The battlefield is the victim of sprawl. A Pizza Hut now stands where Gen. Patrick Cleburne Fell and a Domino's marks the spot where many of his men died.
Now, the Williamson County Library is claiming the last piece of open battlefield, a decision that has critics questioning the town's commitment to what's left of its legacy.
Franklin, Tenn., is the site where soldiers clashed on a scale that even Civil War re-enactments can't fully capture. On Nov. 30, 1864, more than 10,000 Union and Confederate soldiers died or were wounded in the deadliest five hours of the Civil War.
Only 11 acres remain of the battlefield as development inches in and profit defeats pride.

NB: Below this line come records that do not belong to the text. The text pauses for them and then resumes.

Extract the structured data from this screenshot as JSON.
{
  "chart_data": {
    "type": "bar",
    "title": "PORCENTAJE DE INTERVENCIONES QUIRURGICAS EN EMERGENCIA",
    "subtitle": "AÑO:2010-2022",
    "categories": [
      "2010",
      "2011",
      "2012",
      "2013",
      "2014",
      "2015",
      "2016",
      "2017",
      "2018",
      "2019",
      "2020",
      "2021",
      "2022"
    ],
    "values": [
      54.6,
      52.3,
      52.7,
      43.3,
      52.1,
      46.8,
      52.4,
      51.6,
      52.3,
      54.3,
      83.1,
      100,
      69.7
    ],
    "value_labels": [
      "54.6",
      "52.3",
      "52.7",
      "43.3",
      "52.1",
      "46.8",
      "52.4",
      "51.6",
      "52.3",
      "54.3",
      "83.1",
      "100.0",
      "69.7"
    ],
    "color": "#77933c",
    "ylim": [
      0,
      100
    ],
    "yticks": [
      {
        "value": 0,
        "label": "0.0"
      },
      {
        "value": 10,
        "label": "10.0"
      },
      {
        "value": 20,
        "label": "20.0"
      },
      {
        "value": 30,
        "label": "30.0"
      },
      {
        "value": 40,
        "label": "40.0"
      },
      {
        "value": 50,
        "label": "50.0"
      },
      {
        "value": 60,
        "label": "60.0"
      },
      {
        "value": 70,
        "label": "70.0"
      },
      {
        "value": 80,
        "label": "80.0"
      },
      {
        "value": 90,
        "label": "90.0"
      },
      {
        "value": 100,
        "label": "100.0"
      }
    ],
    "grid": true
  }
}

"What would happen to the property if the county hadn't purchased it?" said Williamson County Executive Clint Collicot.
Collicot said the county administrators were hoping to preserve their piece of history by creating a lucrative, taxable real estate base. But preservationists say the move to bring in income has taught the town a hard lesson in balancing history with economy.
"We thought we were doing something to preserve the area," Collicot said.

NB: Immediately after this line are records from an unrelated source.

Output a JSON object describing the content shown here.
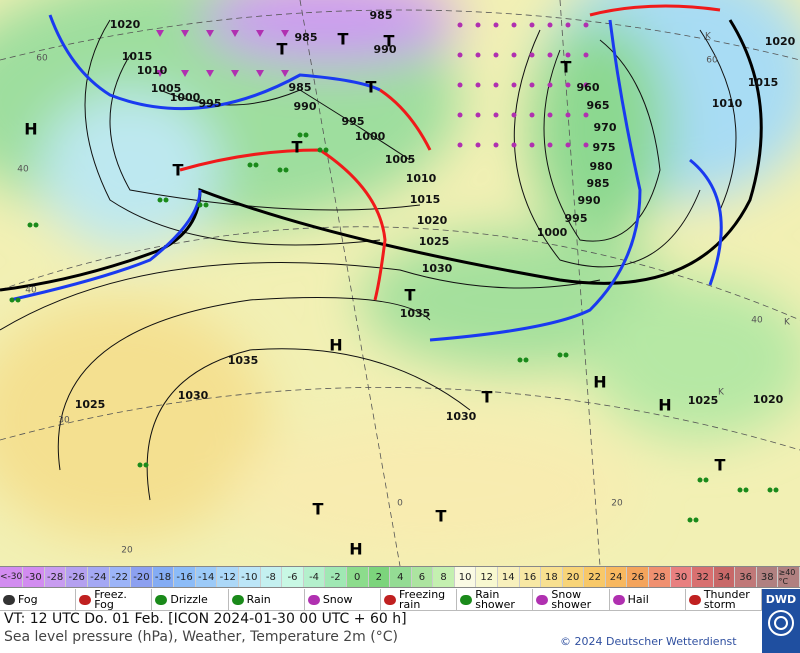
{
  "map": {
    "isobar_labels": [
      1020,
      985,
      985,
      990,
      1015,
      1010,
      1005,
      1000,
      995,
      985,
      990,
      995,
      1000,
      1005,
      1010,
      1015,
      1020,
      1025,
      1030,
      1035,
      1035,
      1030,
      1025,
      1030,
      960,
      965,
      970,
      975,
      980,
      985,
      990,
      995,
      1000,
      1010,
      1015,
      1020,
      1025,
      1020
    ],
    "pressure_centers": [
      "H",
      "T",
      "T",
      "T",
      "T",
      "T",
      "T",
      "T",
      "H",
      "H",
      "H",
      "T",
      "T",
      "T",
      "H",
      "T",
      "T"
    ],
    "grid_labels": [
      "60",
      "40",
      "40",
      "30",
      "20",
      "0",
      "20",
      "40",
      "60",
      "K",
      "K",
      "K"
    ]
  },
  "temperature_scale": {
    "low_label": "<-30",
    "values": [
      -30,
      -28,
      -26,
      -24,
      -22,
      -20,
      -18,
      -16,
      -14,
      -12,
      -10,
      -8,
      -6,
      -4,
      -2,
      0,
      2,
      4,
      6,
      8,
      10,
      12,
      14,
      16,
      18,
      20,
      22,
      24,
      26,
      28,
      30,
      32,
      34,
      36,
      38
    ],
    "colors": [
      "#d28cf0",
      "#c89cf0",
      "#b4a0f0",
      "#a4a8f4",
      "#9cb4f8",
      "#8ca0f0",
      "#84acf4",
      "#8cbcf8",
      "#9ccaf8",
      "#acd8f8",
      "#bce6f8",
      "#c4f0f0",
      "#c8f8e4",
      "#b4f0cc",
      "#a0e8b4",
      "#8cdc8c",
      "#7cd47c",
      "#94dc94",
      "#ace4a0",
      "#c4f0b0",
      "#fafae4",
      "#f8f8d0",
      "#f8f0bc",
      "#f8e8a4",
      "#f8e090",
      "#f8d478",
      "#f8c868",
      "#f8b860",
      "#f4a45c",
      "#f09070",
      "#e88080",
      "#d87070",
      "#c86868",
      "#c07878",
      "#b08080"
    ],
    "high_label": "≥40 °C"
  },
  "legend": [
    "Fog",
    "Freez. Fog",
    "Drizzle",
    "Rain",
    "Snow",
    "Freezing rain",
    "Rain shower",
    "Snow shower",
    "Hail",
    "Thunder storm"
  ],
  "footer": {
    "valid_time": "VT: 12 UTC Do.   01 Feb. [ICON 2024-01-30  00 UTC + 60 h]",
    "description": "Sea level pressure (hPa), Weather, Temperature 2m (°C)",
    "copyright": "© 2024 Deutscher Wetterdienst",
    "logo": "DWD"
  }
}
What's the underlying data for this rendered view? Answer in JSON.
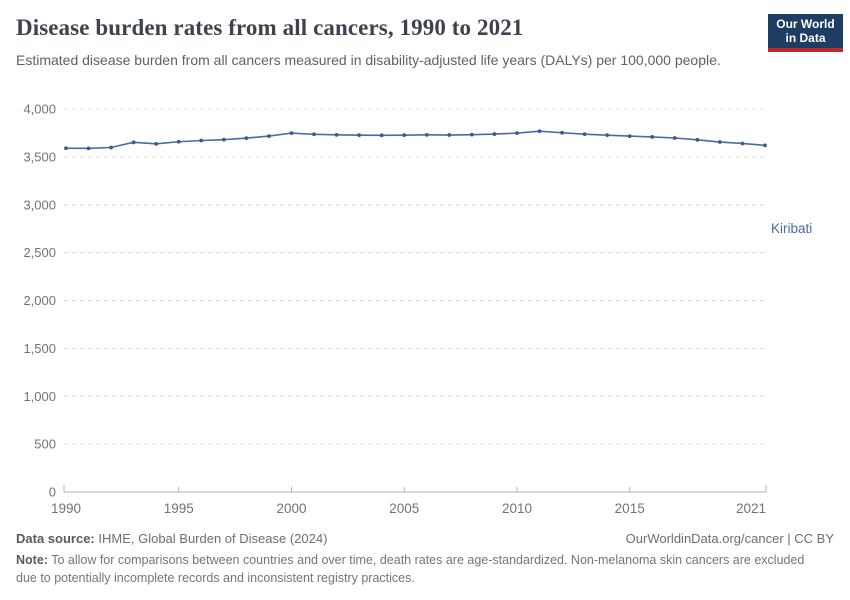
{
  "header": {
    "title": "Disease burden rates from all cancers, 1990 to 2021",
    "subtitle": "Estimated disease burden from all cancers measured in disability-adjusted life years (DALYs) per 100,000 people.",
    "logo": {
      "line1": "Our World",
      "line2": "in Data",
      "bg_color": "#1d3d63",
      "accent_color": "#c0282e"
    }
  },
  "chart_data": {
    "type": "line",
    "title": "Disease burden rates from all cancers, 1990 to 2021",
    "xlabel": "",
    "ylabel": "DALYs per 100,000 people",
    "x": [
      1990,
      1991,
      1992,
      1993,
      1994,
      1995,
      1996,
      1997,
      1998,
      1999,
      2000,
      2001,
      2002,
      2003,
      2004,
      2005,
      2006,
      2007,
      2008,
      2009,
      2010,
      2011,
      2012,
      2013,
      2014,
      2015,
      2016,
      2017,
      2018,
      2019,
      2020,
      2021
    ],
    "series": [
      {
        "name": "Kiribati",
        "color": "#4c6a9c",
        "values": [
          3590,
          3589,
          3598,
          3652,
          3636,
          3658,
          3671,
          3680,
          3696,
          3717,
          3748,
          3736,
          3730,
          3727,
          3725,
          3727,
          3730,
          3728,
          3732,
          3738,
          3748,
          3768,
          3752,
          3737,
          3727,
          3717,
          3708,
          3697,
          3678,
          3655,
          3640,
          3620
        ]
      }
    ],
    "ylim": [
      0,
      4000
    ],
    "yticks": [
      0,
      500,
      1000,
      1500,
      2000,
      2500,
      3000,
      3500,
      4000
    ],
    "ytick_labels": [
      "0",
      "500",
      "1,000",
      "1,500",
      "2,000",
      "2,500",
      "3,000",
      "3,500",
      "4,000"
    ],
    "xticks": [
      1990,
      1995,
      2000,
      2005,
      2010,
      2015,
      2021
    ],
    "xtick_labels": [
      "1990",
      "1995",
      "2000",
      "2005",
      "2010",
      "2015",
      "2021"
    ],
    "grid": "horizontal-dashed",
    "legend_position": "end-of-line",
    "colors": {
      "grid": "#dcdcdc",
      "axis": "#b3b3b3",
      "tick_text": "#737373",
      "line": "#4c6a9c",
      "point": "#3d5a89"
    }
  },
  "footer": {
    "datasource_label": "Data source:",
    "datasource_value": " IHME, Global Burden of Disease (2024)",
    "attribution": "OurWorldinData.org/cancer | CC BY",
    "note_label": "Note:",
    "note_text": " To allow for comparisons between countries and over time, death rates are age-standardized. Non-melanoma skin cancers are excluded due to potentially incomplete records and inconsistent registry practices."
  }
}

County commissioners say the library will at least be a learning center, and tours to the Confederate cemetery will continue.
Preservationists say that still misses the mark.
"The Civil War is a tremendous heritage tourism draw. People come from all over the country to see Civil War battlefields and they bring money," said James Lighthizer of the Civil War Preservation Trust.
But in Franklin and other Civil War towns like it, finding a pizza may soon be a lot easier than finding the past.